İlkokul yıllarında öğrenci arkadaşlarla fırsat buldukça, baharın bu başlangıç günlerinde kırlara koşar, topladığımız gelincikleri bir şişeye doldurur, sonra bu şişeleri birer iple evlerimizin pencerelerinden sallandırarak gelincik şurubu yapmaya çalışırdık. Gelinciklerin bizi heyecanlandıran özelliği yalnızca hayatımıza renk katması değildi elbet. Biz eğer bu çiçeklerden elde edeceğimiz şurubu başkalarıyla paylaşabilirsek, ağzımızın tadını da arttırmış olacağına inanırdık. Gelinciklerin kırlardaki yeşilliklerle yarattığı buluşma yalnız doğanın değil, doğa içinde onun devinim zenginliğini yaratan insanlara da, öbür canlı varlıklara da bir coşkunluk getirirdi.
Bu coşkunluğun ya da bu canlılığın başka ülkelerde, başka insanlarca da paylaşıldığını zaman içinde değişik olaylarda ve sanat yapıtlarında da gördüm. Örneğin bir film yönetmeni ele aldığı bir konunun nasıl bir ortamda, ne ölçüde bir canlılıkla yansıtılacağını belirlemek için olayın geçtiği mevsimi ve çevreyi çoğu zaman doğanın coğrafı güzelliklerini kırsal dünyanın renklerinden ve görümlerinden yararlanarak gerçekleştiriyordu. Bu konuda özellikle izlenimci resim geleneğinin eşsiz örneklerinden yararlanan Fransız sinema yönetmenlerinin filmlerini ve o filmlerde gelinciklerin nasıl öne çıktıklarını örnek olarak gösterebiliriz.
Gelinciklerin duygusal çağrışım gücünü yansıtan bir tarihsel olay da bazı ülkelerde savaşta ölenler için düzenlenen anma törenlerinde gelinciğin dökülen kanların simgesi olarak kullanıldığını da unutmamamız gerekir. İngiltere’de Birinci Dünya Savaşı’nda ölen askerler için her yıl Kasım ayından düzenlenen törenler zamanla özellikle üniversite şehirlerinde bir yas töreni olmaktan çıkmış, “Gelincik Günü” adıyla coşkun bir şenliğe dönüşmüştür.
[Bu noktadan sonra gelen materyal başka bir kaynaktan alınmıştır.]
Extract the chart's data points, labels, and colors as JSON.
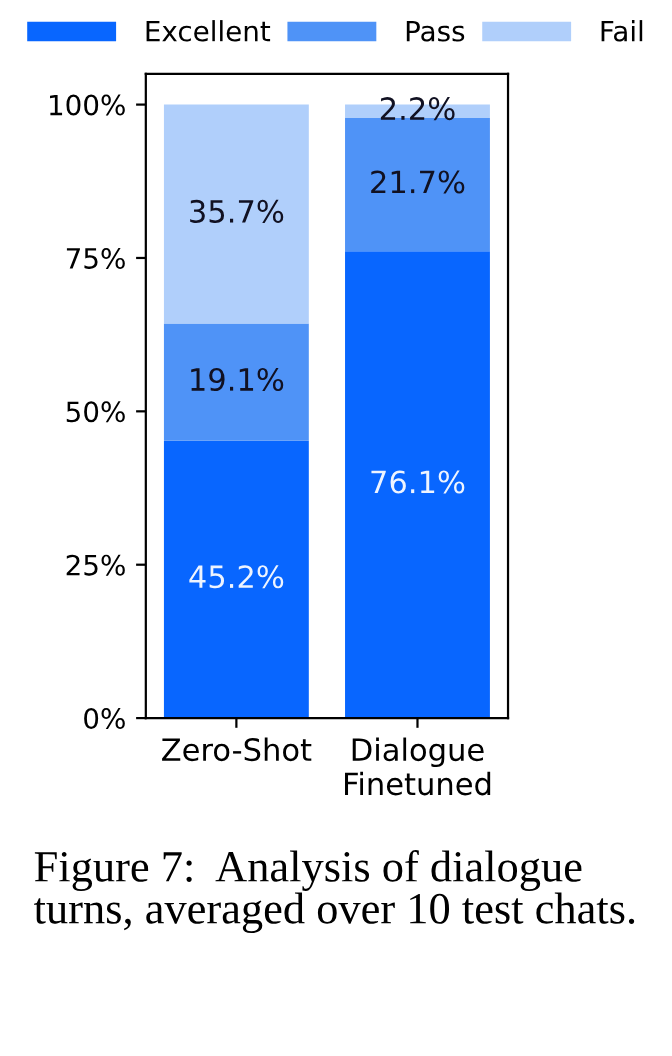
{
  "chart_data": {
    "type": "bar",
    "stacked": true,
    "categories": [
      "Zero-Shot",
      "Dialogue\nFinetuned"
    ],
    "series": [
      {
        "name": "Excellent",
        "color": "#0866ff",
        "values": [
          45.2,
          76.1
        ],
        "value_labels": [
          "45.2%",
          "76.1%"
        ]
      },
      {
        "name": "Pass",
        "color": "#4f93f7",
        "values": [
          19.1,
          21.7
        ],
        "value_labels": [
          "19.1%",
          "21.7%"
        ]
      },
      {
        "name": "Fail",
        "color": "#b0cffb",
        "values": [
          35.7,
          2.2
        ],
        "value_labels": [
          "35.7%",
          "2.2%"
        ]
      }
    ],
    "ylim": [
      0,
      105
    ],
    "yticks": [
      {
        "value": 0,
        "label": "0%"
      },
      {
        "value": 25,
        "label": "25%"
      },
      {
        "value": 50,
        "label": "50%"
      },
      {
        "value": 75,
        "label": "75%"
      },
      {
        "value": 100,
        "label": "100%"
      }
    ],
    "legend": "top",
    "grid": false,
    "annotations": [
      "Figure 7:  Analysis of dialogue turns, averaged over 10 test chats."
    ]
  }
}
Çağımızın sanayileşme ve kentleşme yüzünden giderek doğadan uzaklaşan insanları bile bugün baharın geldiğinin farkına varabilirlerse, doğaya, kırlara, korulara koşuyor, oralardaki renk renk çiçeklerin, özellikle de kırmızı gelinciklerin canlılığıyla kışın ve şehirlerin kasvetinden ve uyuşukluğundan kurtulmaya çalışıyorlar.